Verena Meier studied History, English Philology, European Art History, and Philosophy at the Ruprecht-Karls University Heidelberg and Hebrew University of Jerusalem. She has previously worked at the Documentation and Cultural Centre of German Sinti and Roma and assisted with creating a new traveling exhibition. She also worked with the Working Group on Minority History and Civil Rights in Europe, at the memorial site Grafeneck, and the Documentation Center of North African Jewry during WWII at the Ben Zvi Institute in Jerusalem. Since August 2018 she is a PhD candidate at the Research Center on Antigypsyism (Forschungsstelle Antiziganismus) at the University of Heidelberg. The topic of her dissertation project is the persecution of Sinti and Roma under the Nazi-regime in Magdeburg. Her research interests include minority history, the history of ideas, and research on historical stereotypes.
"I really enjoyed being part of an international group of young professionals, who work in the museum field or deal with museology and public history in their academic research. We got the chance to meet numerous world-known exhibition makers and visited and analyzed award-winning museums and exhibitions. The combination of thereotical aspects and practical engagement with various forms of exhibiting contemporary history helped us to dive deep into discussions and reflections and gave us inspirations for further exhibition projects."
Jovana Nedeljković (b. 1986) is a historian and a curator in the Museum of Yugoslavia in Belgrade.

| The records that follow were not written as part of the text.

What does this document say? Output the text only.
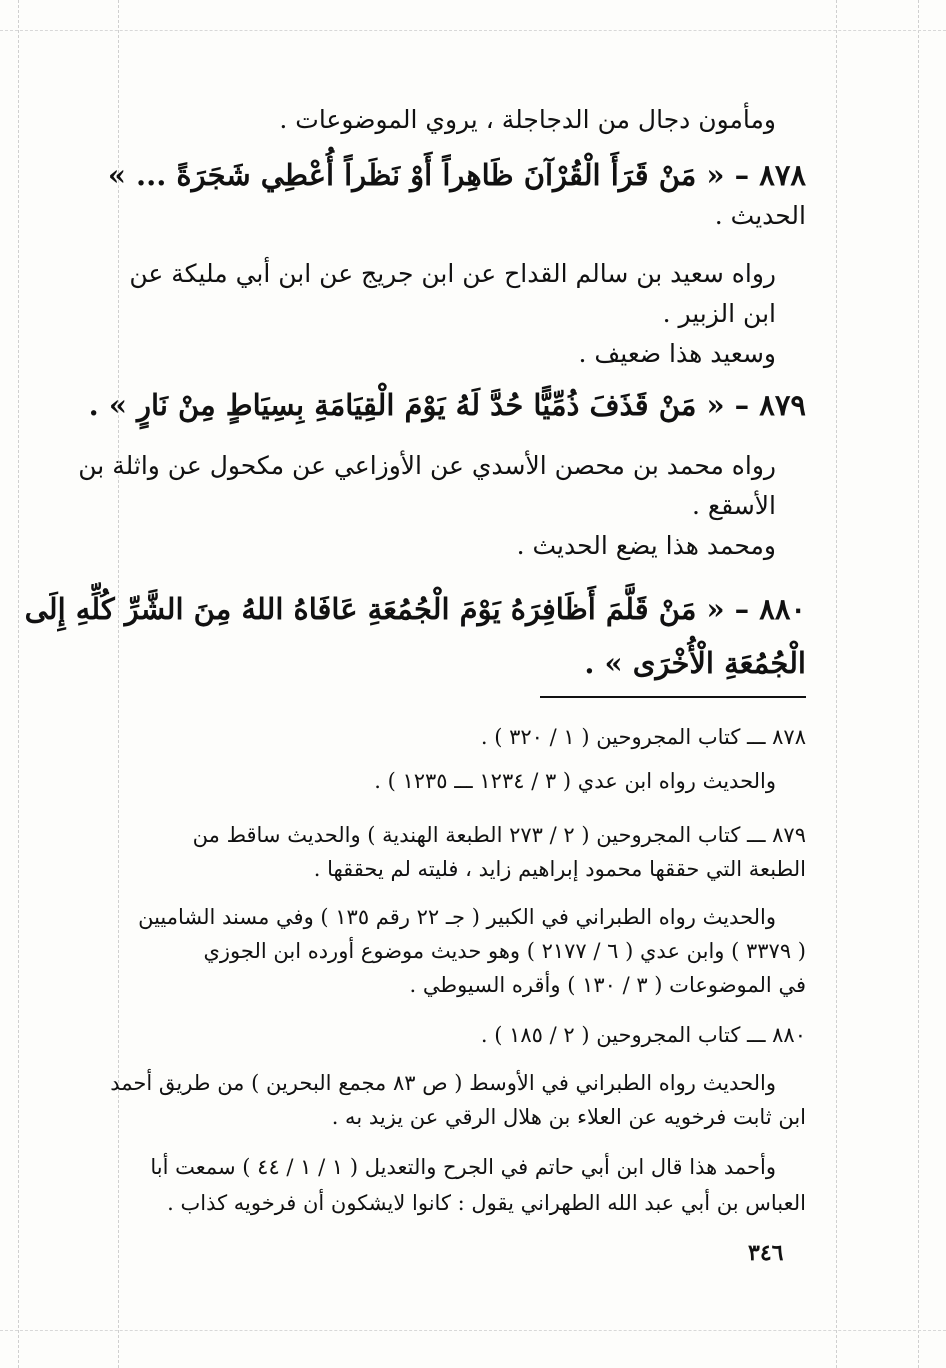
ومأمون دجال من الدجاجلة ، يروي الموضوعات .
٨٧٨ – « مَنْ قَرَأَ الْقُرْآنَ ظَاهِراً أَوْ نَظَراً أُعْطِي شَجَرَةً ... »
الحديث .
رواه سعيد بن سالم القداح عن ابن جريج عن ابن أبي مليكة عن
ابن الزبير .
وسعيد هذا ضعيف .
٨٧٩ – « مَنْ قَذَفَ ذُمِّيًّا حُدَّ لَهُ يَوْمَ الْقِيَامَةِ بِسِيَاطٍ مِنْ نَارٍ » .
رواه محمد بن محصن الأسدي عن الأوزاعي عن مكحول عن واثلة بن
الأسقع .
ومحمد هذا يضع الحديث .
٨٨٠ – « مَنْ قَلَّمَ أَظَافِرَهُ يَوْمَ الْجُمُعَةِ عَافَاهُ اللهُ مِنَ الشَّرِّ كُلِّهِ إِلَى
الْجُمُعَةِ الْأُخْرَى » .
٨٧٨ ـــ كتاب المجروحين ( ١ / ٣٢٠ ) .
والحديث رواه ابن عدي ( ٣ / ١٢٣٤ ـــ ١٢٣٥ ) .
٨٧٩ ـــ كتاب المجروحين ( ٢ / ٢٧٣ الطبعة الهندية ) والحديث ساقط من
الطبعة التي حققها محمود إبراهيم زايد ، فليته لم يحققها .
والحديث رواه الطبراني في الكبير ( جـ ٢٢ رقم ١٣٥ ) وفي مسند الشاميين
( ٣٣٧٩ ) وابن عدي ( ٦ / ٢١٧٧ ) وهو حديث موضوع أورده ابن الجوزي
في الموضوعات ( ٣ / ١٣٠ ) وأقره السيوطي .
٨٨٠ ـــ كتاب المجروحين ( ٢ / ١٨٥ ) .
والحديث رواه الطبراني في الأوسط ( ص ٨٣ مجمع البحرين ) من طريق أحمد
ابن ثابت فرخويه عن العلاء بن هلال الرقي عن يزيد به .
وأحمد هذا قال ابن أبي حاتم في الجرح والتعديل ( ١ / ١ / ٤٤ ) سمعت أبا
العباس بن أبي عبد الله الطهراني يقول : كانوا لايشكون أن فرخويه كذاب .
٣٤٦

She graduated at the History department of the Faculty of Philosophy in Belgrade and obtained a Master’s degree in Curating Art, including Management and Law at the Stockholm University. During her studies in Stockholm she participated in several group exhibitions and co-edited the publication Coming into Being. Since 2012, she has been working on digitisation and interpretation of the photo archive of Museum of Yugoslavia, where she also collaborated on various exhibitions and international projects. She is currently working on the new permanent exhibition of the Museum, focusing on the topics of Antifascism and Non Alignment. Among her professional interests are: Yugoslav Second World War memorials, contemporary art practices thematising Yugoslav history and phenomena, documentary photography and cultural memory.
Vukan Ražnatović graduated from History at the History Department of the Faculty of Philosophy and is an MA candidate in International relations at the Faculty of Political Sciences of the University of Montenegro. He is working at the History Museum of the National Museum of Montenegro as a curator. He was a co-author of the exhibition „Vaccinations – Half the Health“ and also a coordinator of the interdisciplinary project „Eight“. He also collaborated in the publication „The Petrović's, rulers and warriors.“
Magdalena Sacha studied Polish and German philology in Warsaw and Gdańsk and earned her Ph.D. in 2004 with a dissertation on the cultural life of prisoners in the Nazi Buchenwald Concentration Camp between 1937 and 1945. She has worked since 2004 as a research assistant at the Institute for Cultural Studies at Uniwersytet Gdański and teaches cultural theories, regional and Polish cultural history, as well as museology. From 2001 to 2009 she was the director of the Regional Museum in Krokowa in Northern Poland which was a branch of the West Prussia Museum in Warendorf in Germany. In 2017 she was a co-curator at the exhibition “Luther in Gdynia?” at the Town Museum in Gdynia. Since 2017 she has been a member of museum council in Museum of Upper Silesia in Bytom. In her recent research she analyses the presence of social and religious minorities in the museum exhibitions with focus on displaced persons.